1 Batı Almanya 3-2 Macaristan Final, 1954
Birçok tarafsız izleyici bile bu kupayı hatırlamıyor çünkü çoğuna göre Dünya Kupası tarihi, turnuvanın 1966 yılında renkli olarak tüm dünyada yayınlanmasıyla başladı. Oysa bu final maçı hem saha içindeki, hem de saha dışındaki aksiyonlarıyla “Bern Mucizesi” isimli filme bile konu oldu. Almanların o gün kazandığı şey sadece bir kupa değil, geçmişten duydukları pişmanlığı geleceğe yansıtmalarını engelleyerek ileriye iyimserlikle bakmalarını sağlayan bir kimlikti. Siyaset bilimcisi Arthur Heinrich, bu maçı “Federal Cumhuriyet’in doğduğu an” olarak tanımlıyor. Bugünden bakınca o finalde sahaya favori olarak çıkanların Almanlar olduğu zannedilebilir ama 66 yıl önce dünyanın en iyi takımı olarak Macaristan kabul ediliyordu. Zaten grup karşılaşmasında amatör futbolculardan kurulu Federal Almanya’yı 8-3 yenmişlerdi! Macaristan maçın ilk sekiz dakikasında Real Madrid ve Barcelona’nın gelecekteki yıldızları Ferenç Puşkaş ve Zoltan Czibor’un golleriyle 2-0 öne geçtiğinde yeni bir şovun fitilinin yakıldığı düşünülmüştü. Mucize ikinci devre gerçekleşti.
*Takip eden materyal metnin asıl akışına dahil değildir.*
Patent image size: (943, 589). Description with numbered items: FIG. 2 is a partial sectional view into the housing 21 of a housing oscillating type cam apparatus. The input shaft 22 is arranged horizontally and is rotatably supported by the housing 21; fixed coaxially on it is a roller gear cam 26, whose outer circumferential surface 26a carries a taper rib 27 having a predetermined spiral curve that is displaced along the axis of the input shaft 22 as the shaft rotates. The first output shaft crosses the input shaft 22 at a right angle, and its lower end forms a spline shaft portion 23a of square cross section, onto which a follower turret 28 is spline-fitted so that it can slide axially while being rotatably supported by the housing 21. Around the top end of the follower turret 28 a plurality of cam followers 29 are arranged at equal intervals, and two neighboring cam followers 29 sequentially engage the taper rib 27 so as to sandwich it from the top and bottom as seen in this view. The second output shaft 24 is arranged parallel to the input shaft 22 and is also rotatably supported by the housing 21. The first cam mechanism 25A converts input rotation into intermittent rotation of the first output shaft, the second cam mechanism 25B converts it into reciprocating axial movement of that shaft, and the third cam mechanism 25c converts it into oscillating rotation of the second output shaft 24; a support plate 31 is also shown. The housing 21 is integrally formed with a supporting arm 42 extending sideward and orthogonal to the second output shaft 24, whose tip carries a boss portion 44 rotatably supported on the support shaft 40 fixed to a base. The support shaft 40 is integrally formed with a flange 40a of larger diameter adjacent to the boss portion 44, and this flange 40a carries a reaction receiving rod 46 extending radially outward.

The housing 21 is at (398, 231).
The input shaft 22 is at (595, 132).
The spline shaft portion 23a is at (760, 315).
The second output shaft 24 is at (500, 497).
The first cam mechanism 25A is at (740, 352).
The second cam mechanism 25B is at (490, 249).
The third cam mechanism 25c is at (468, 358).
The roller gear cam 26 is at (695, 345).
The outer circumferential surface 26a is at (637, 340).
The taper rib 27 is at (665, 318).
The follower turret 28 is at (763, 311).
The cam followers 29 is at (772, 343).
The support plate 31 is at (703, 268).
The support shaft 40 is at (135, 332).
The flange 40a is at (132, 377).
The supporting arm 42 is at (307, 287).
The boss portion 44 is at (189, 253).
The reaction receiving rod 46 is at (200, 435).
Bazıları maçta doping yapıldığını öne sürerken, bazıları “Teutonic Vorsprung durch Technik”i (Almanlar çivileri çıkarılarak çamurlu sahaya uyum sağlayabilen adidas ayakkabı kullanıyordu) suçladı. Kendilerine fazla güvenen Macarların, Almanya’nın Max Morlock ve Helmt Rahn’la bulduğu gollerden sonra ritimlerini kaybettiği de söylendi ancak belki de bu sihirli maçın bir açıklaması yoktur. İşte bu yüzden bu maça “mucize” yakıştırması yapılıyor. Rahn kendisinin ikinci, Almanya’nın üçüncü golünü attığında geçmişten günümüze kadar kimsenin yapmamış olduğu bir şeyi yaptılar: Dünya Kupası finalinde iki farkla geriye düşen takımını galibiyete taşıdılar. Bu maç sadece Batı Almanya’nın savaş sonrasında yeniden doğuşunu simgelemekle kalmadı, ülkenin futbolda bir süper güç haline gelmesini de sağladı. Franz Beckenbauer’in 1954 senesinde milli takımın kaptanlığı yapan Fritz Walter için “Hiç şüphesiz 20’nci yüzyılın en önemli Alman futbolcusu” demesinin nedeni de buydu.